Boundary changes could help Toronto keep up with population growth: report
WATCH ABOVE: A city-commissioned report has put forward five options aimed to even out population/ward distribution that could be implemented before 2018 election. Erica Vella has the story.
TORONTO — A city commissioned review of Toronto’s boundaries has put forward a report that includes five options that aim to re-align the city’s ward system by the 2018 municipal election.
Currently, there are a total of 44 wards with 44 city councillors representing them.
“I said this back in January and I’ll say it again, not one member of the public has said to me ‘we need more government and more politicians’… The last thing we need is more politicians,” Mayor John Tory said in a statement.
“I think the public wants to see the politicians we already have focus on working together to get things done for Toronto, like building more transit, cutting traffic congestion, building more affordable housing and attracting jobs and investment to the city.”
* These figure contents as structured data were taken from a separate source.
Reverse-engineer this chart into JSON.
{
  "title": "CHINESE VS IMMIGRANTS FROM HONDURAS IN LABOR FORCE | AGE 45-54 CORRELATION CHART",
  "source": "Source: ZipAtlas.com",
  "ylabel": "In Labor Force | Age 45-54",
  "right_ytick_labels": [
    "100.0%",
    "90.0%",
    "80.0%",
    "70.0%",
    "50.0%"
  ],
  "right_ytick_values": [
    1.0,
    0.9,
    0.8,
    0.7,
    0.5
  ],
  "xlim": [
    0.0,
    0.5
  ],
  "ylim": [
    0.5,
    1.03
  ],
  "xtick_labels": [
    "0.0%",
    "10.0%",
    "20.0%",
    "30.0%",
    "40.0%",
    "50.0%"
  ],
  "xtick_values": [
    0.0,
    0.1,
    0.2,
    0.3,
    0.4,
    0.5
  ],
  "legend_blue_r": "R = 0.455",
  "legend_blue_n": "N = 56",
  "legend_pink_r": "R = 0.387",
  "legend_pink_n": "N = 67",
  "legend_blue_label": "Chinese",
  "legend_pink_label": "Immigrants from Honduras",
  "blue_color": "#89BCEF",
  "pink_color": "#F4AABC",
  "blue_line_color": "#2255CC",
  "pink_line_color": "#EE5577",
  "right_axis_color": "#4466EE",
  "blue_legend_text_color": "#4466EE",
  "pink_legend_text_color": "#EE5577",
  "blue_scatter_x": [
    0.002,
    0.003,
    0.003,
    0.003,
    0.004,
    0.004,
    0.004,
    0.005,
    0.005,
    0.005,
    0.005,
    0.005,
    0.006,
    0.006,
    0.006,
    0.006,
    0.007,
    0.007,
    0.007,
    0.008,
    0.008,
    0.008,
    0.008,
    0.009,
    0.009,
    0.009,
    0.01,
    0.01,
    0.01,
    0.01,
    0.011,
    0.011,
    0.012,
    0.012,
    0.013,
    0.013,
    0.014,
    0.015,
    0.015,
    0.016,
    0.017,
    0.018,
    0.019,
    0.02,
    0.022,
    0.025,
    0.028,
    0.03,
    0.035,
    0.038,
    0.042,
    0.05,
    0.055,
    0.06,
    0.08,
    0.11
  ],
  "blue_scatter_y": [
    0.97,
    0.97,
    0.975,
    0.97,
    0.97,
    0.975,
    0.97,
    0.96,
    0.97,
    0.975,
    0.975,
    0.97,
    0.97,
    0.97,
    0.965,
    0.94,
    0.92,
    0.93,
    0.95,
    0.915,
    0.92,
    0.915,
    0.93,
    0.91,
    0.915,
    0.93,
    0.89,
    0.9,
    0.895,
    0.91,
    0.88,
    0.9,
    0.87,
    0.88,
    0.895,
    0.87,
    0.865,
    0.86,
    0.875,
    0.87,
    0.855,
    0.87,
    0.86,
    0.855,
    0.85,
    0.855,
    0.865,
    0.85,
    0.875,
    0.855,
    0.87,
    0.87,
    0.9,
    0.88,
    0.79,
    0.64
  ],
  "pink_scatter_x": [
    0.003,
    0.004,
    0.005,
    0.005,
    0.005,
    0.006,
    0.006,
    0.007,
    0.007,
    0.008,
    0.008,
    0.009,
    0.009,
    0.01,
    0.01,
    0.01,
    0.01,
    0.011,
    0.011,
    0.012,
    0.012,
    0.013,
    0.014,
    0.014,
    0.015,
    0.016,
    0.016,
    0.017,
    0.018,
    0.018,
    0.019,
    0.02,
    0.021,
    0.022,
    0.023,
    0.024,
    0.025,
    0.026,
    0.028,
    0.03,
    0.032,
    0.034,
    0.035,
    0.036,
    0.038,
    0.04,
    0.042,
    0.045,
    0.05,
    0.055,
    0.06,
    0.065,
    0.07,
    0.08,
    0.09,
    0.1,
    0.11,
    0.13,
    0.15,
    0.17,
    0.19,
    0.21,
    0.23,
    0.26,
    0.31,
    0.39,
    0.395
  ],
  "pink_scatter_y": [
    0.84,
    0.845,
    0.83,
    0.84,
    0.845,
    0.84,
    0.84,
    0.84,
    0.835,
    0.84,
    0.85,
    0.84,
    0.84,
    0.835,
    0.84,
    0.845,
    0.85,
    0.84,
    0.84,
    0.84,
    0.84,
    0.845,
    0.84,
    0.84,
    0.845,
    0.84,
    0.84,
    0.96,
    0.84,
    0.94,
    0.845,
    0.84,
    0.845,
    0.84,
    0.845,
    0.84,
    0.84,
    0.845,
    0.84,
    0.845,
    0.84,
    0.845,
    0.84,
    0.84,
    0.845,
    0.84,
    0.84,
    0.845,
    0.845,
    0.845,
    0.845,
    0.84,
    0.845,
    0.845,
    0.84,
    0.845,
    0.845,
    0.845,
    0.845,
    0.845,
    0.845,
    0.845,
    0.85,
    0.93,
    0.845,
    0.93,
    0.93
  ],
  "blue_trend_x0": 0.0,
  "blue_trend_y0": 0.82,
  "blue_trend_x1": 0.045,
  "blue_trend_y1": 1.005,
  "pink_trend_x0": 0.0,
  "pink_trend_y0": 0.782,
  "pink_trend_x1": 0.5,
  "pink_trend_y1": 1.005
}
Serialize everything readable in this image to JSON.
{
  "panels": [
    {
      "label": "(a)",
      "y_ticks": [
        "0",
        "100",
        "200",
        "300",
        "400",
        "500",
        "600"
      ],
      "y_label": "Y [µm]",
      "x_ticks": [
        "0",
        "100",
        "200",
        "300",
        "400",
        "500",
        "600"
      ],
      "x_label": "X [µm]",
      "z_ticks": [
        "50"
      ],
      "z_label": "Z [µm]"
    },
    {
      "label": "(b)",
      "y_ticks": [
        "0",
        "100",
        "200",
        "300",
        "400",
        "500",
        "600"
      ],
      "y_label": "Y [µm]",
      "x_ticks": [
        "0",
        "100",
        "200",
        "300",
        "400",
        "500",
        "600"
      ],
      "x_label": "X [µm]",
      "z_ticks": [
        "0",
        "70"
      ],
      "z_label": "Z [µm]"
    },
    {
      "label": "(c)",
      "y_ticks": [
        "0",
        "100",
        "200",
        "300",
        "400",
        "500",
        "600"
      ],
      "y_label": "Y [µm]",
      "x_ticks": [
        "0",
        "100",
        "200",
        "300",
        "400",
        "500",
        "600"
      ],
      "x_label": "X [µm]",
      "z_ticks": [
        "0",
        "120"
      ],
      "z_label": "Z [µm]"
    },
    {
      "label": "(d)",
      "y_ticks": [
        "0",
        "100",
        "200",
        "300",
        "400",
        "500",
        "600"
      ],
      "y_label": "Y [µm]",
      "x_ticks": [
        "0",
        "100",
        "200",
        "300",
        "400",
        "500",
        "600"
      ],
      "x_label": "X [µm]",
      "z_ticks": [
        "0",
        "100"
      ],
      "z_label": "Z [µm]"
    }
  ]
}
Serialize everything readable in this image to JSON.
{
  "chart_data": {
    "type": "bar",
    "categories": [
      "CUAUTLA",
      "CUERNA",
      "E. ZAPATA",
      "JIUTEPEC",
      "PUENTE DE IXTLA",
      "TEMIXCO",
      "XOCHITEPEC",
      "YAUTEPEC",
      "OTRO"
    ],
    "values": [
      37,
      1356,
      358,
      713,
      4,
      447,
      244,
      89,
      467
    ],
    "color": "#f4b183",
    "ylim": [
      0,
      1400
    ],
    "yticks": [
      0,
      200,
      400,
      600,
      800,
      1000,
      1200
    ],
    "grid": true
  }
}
The report suggests different options that could see ward population and number of councillors change to support an anticipated population growth that would total more than three million.
The options are as follows:
- Option one: Minimal change, average population 61,000, number of wards: 47
- Option two: 44 wards, average population 70,000, number of wards: 44
- Option three: Small wards, average population 50,000, number of wards: 58
- Option four: Large wards, average population 75,000, number of wards: 38
- Option five: Natural/Physical boundaries, average population 70,000, number of wards: 41
The report says in 2014, there was a large range in ward populations.
Toronto-Centre Rosedale [Ward 27] has the highest population with 94,597 people within in the ward.
The lowest populated ward is Toronto Danforth [Ward 29] with 44,404 people.
Twelve public meeting will be held across the city in September and October and a final report is scheduled to go to the Executive Committee and City Council in May 2016.